Personal information
- Born: 14 April 1991 (age 35) Oss, Netherlands

Sport
- Sport: Archery

Medal record
Men's archery
Representing Netherlands
World Championships
| Silver medal – second place | 2013 Belek | Team |
| Silver medal – second place | 2015 Copenhagen | Individual |
World Cup
| Gold medal – first place | 2014 Wrocław | Individual |
| Bronze medal – third place | 2014 Lausanne Final | Individual |
| Bronze medal – third place | 2014 Shanghai | Individual |
| Bronze medal – third place | 2014 Shanghai | Team |
| Bronze medal – third place | 2015 Medellín | Individual |
| Silver medal – second place | 2016 Shanghai | Team |
European Championships
| Gold medal – first place | 2012 Amsterdam | Individual |
| Gold medal – first place | 2012 Amsterdam | Team |
| Gold medal – first place | 2022 Munich | Mixed team |
World Indoor Championships
| Bronze medal – third place | 2014 Nîmes | Team |
Indoor World Cup
| Gold medal – first place | 2014 Nîmes | Individual |
| Bronze medal – third place | 2025 Luxembourg | Individual |
European Indoor Championships
| Gold medal – first place | 2013 Rzeszów | Individual |
| Gold medal – first place | 2013 Rzeszów | Team |
| Gold medal – first place | 2015 Koper | Team |
European Games
| Bronze medal – third place | 2015 Baku | Team |
Olympic Test Event
| Bronze medal – third place | 2015 Rio de Janeiro | Team |

= Rick van der Ven =

Dutch archer (born 1991)

Rick van der Ven (born 14 April 1991 in Oss) is a Dutch Olympic archer who started to practise archery at the age of 8.

In 2009 at the World Junior Championship in Ogden, Utah, Rick was the runner-up with a silver medal.
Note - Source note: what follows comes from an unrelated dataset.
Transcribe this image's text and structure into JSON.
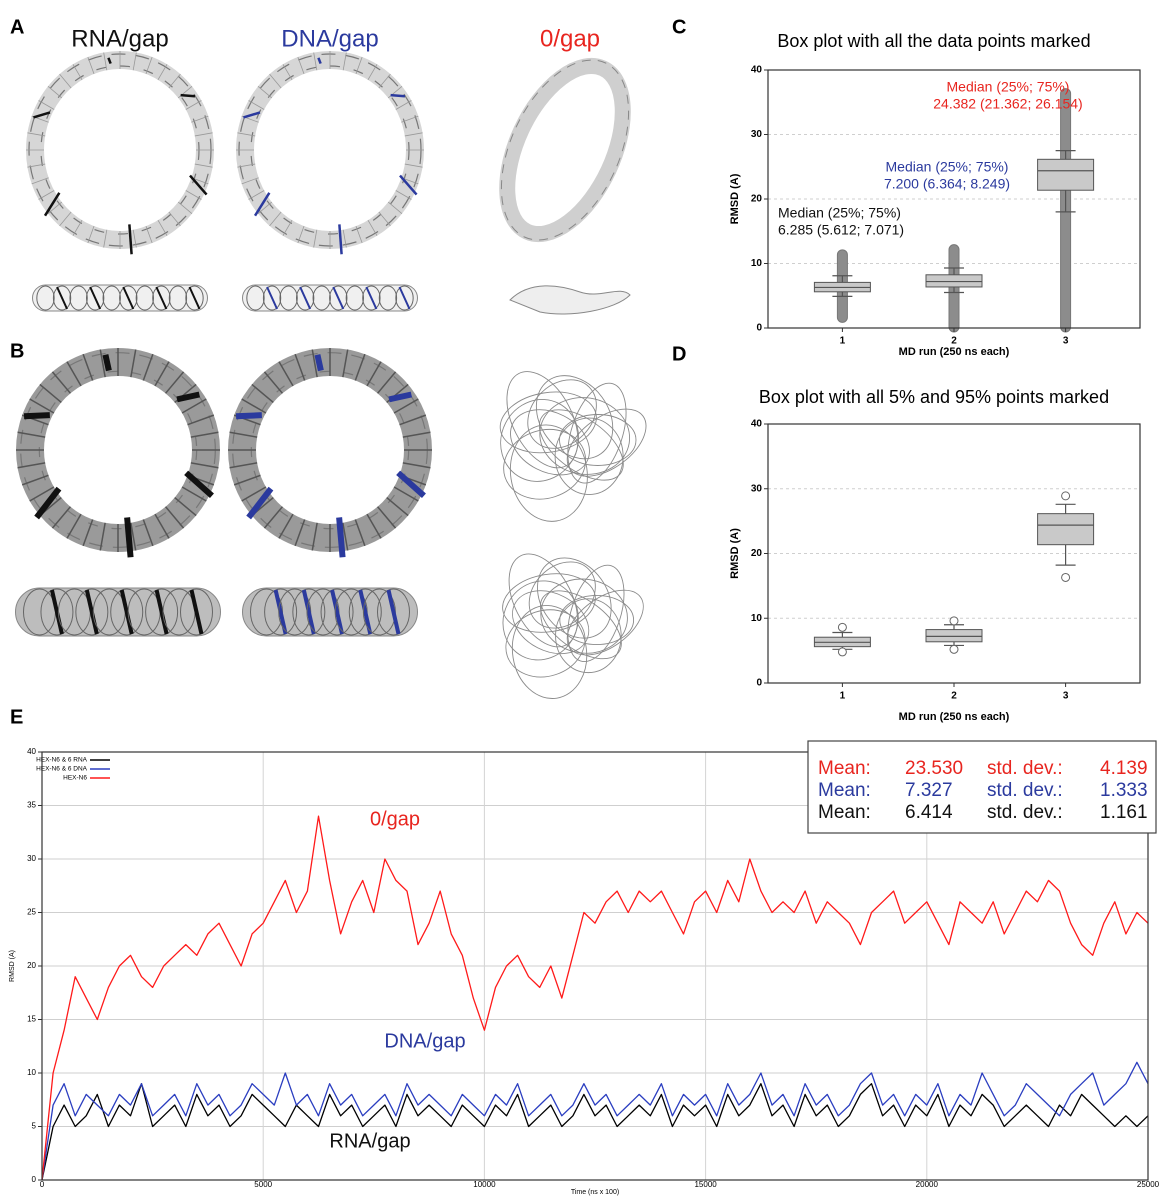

In 2011 at the World Junior Championship in Legnica, Poland he won silver with the Mixed team, bronze with the men's team and finished 4th in the individual event. In May 2012 in the Olympic Stadium in Amsterdam, Van der Ven became European Champion in Outdoor Archery, both individually and in the team event. In February 2013, in Rzeszów, Van der Ven became also European Champion Indoor, again individually as well as with the Dutch team.

==2012 Olympic Games==
Van der Ven competed at the 2012 Summer Olympics in London in men's individual archery. He was coached by Wietse van Alten, winner of the bronze medal in Sydney 2000. In an upset victory, he convincingly beat top-seed and world-record holder Im Dong-hyun 7–1 in the round of 16. After beating Kuo Cheng-Wei 6–0 in the quarterfinals, he came to a 5–5 draw in the semi-finals against Takaharu Furukawa, shooting 141 versus Furukawa's 140. In the following shoot-off he shot a 9 while Furukawa shot a 10, relegating him to a bronze medal match against Dai Xiaoxiang. Here Van der Ven again came to a 5–5 draw, scoring 2 points more than his opponent, but lost again in the first shoot-off, thereby finishing in 4th position.
Since 2009 Rick van der Ven is training at The Olympic Sportcentre in Papendal and is studying Engineering Mechanics in Arnhem.

== 2016 Olympic Games ==
At the 2016 Olympic Games, van der Ven competed in both the individual and the men's team events. In the individual event, van der Ven was in 27th after the ranking round, and faced Patrick Huston in the first knock-out round, losing 4–6. In the team event, the Netherlands were ranked in 9th after the ranking round. They faced the Spanish team in the first elimination round, winning 5–1, before losing to the South Korean team 0–6.

==Results 2022==

Van der Ven and Gabriela Schloesser won the gold medal in the mixed team recurve event at the 2022 European Archery Championships held in Munich, Germany.